Surface Finish - A smooth, matte finish with no heavy patterns, texture or  protrusions that would act as a “light dam,” blocking daylight distribution across the ceiling surface

Wall / Partition Reflective Specifications

Wall Diffuse Reflectance   > 40% below 7’ 0” or > 70% above 7' 0"

Partition Height   < 60 inches

Fenestration Shading Specifications

Effectively shade the "view window” during the spring, summer and fall months without shading any portion of the “daylight window”

Interior Shading Specifications

Effectively blocks the direct sunlight entering the “view window” and not allowing more then 3 % of this direct sunlight to strike critical work surfaces

Electric Lighting Fixture Specifications

Source Efficacy > 60 lumens / Watt

Luminaire Efficiency > 80%

Indirect Component 10 - 30 %

Electronic Programmed Start Ballasts

Zoning / Circuiting -- Ability to control  (dim or turn off) electric lights in daylit spaces in response to daylight.  Typically locate rows of lighting fixtures parallel to the “daylight windows”.

Daylight Compatible Electric Lamp Specification

The quality of light, as defined by color temperature, is very important when integrating electric lighting with daylighting. Daylight has a color temperature of approximately 5,600 degrees Kelvin (5600K). Thus, when daylight and electric light will be combined (seen) on the same surface, such as a ceiling with reflected daylight from LightLouver units and with electric light from pendent lighting fixtures, the color temperature of each light source needs close to the same.  Most warm light fluorescent lamps have a color temperature of 3300K, while cool white fluorescent lamps have a color temperature of 5000K.

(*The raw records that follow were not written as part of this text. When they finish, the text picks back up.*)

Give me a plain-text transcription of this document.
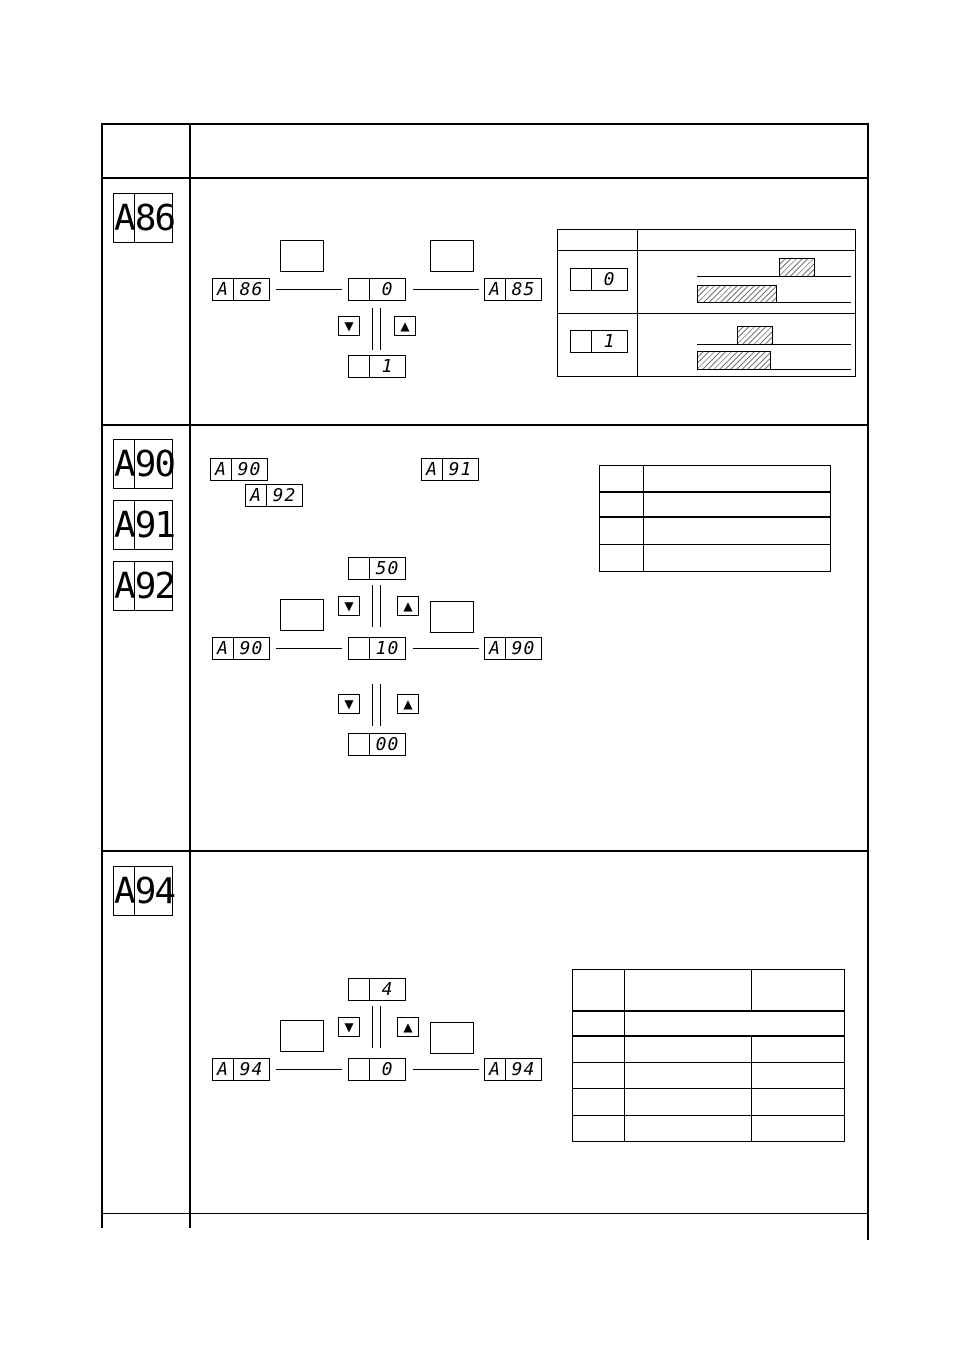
A 86
A 86	0	A 85
▼	▲
1
0
1
A 90
A 91
A 92
A 90	A 91
A 92
50
▼	▲
A 90	10	A 90
▼	▲
00
A 94
4
▼	▲
A 94	0	A 94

The recommended performance specification for electric lamps is as follows:

Color Temperature: > 4000K, and preferably >5000K    

Daylight Responsive Controls Specifications   

  • Any photosensor control based system – open or closed loop acceptable
  • Known spatial sensitivity with a broad symmetrical sensitivity curve
  • Known spectral response with minimal sensitivity in the Infra-Red (IR) and Ultra- Violet wavelengths

Open Loop

  • Sensitive from 50 – 8,000 footcandles   
  • Durable, UV stable and resistant to yellowing and cracking, etc...  
  • Programmable control algorithm
  • Photometrically calibrated sensor preferred

Closed Loop   

  • Sensitive from 0.5 – 500 footcandles   
  • Sensor shielded from seeing any LightLouver units  
  • Programmable sliding setpoint control algorithm

Lighting Power Density Specifications

Building energy codes and standards specify the maximum lighting power density (LPD) that the electric lighting system can have by building / space type. These LPDs have been developed in cooperation with the Illuminating Engineering Society to ensure that quality lighting that meets the illumination requirements of the occupants and space  can be provided within the code / standard specified LPD. The International Energy Conservation Code (IECC), California Title 24, ASHRAE Standard 90.1 and other Model Codes will specify the maximum building / space LPDs that are allowed to be in compliance with the code. You will need to consult the applicable building energy code in the project location to determine the maximum allowable LPD.

Typically, an allowance is made when daylight dimming controls will be integrated into the design.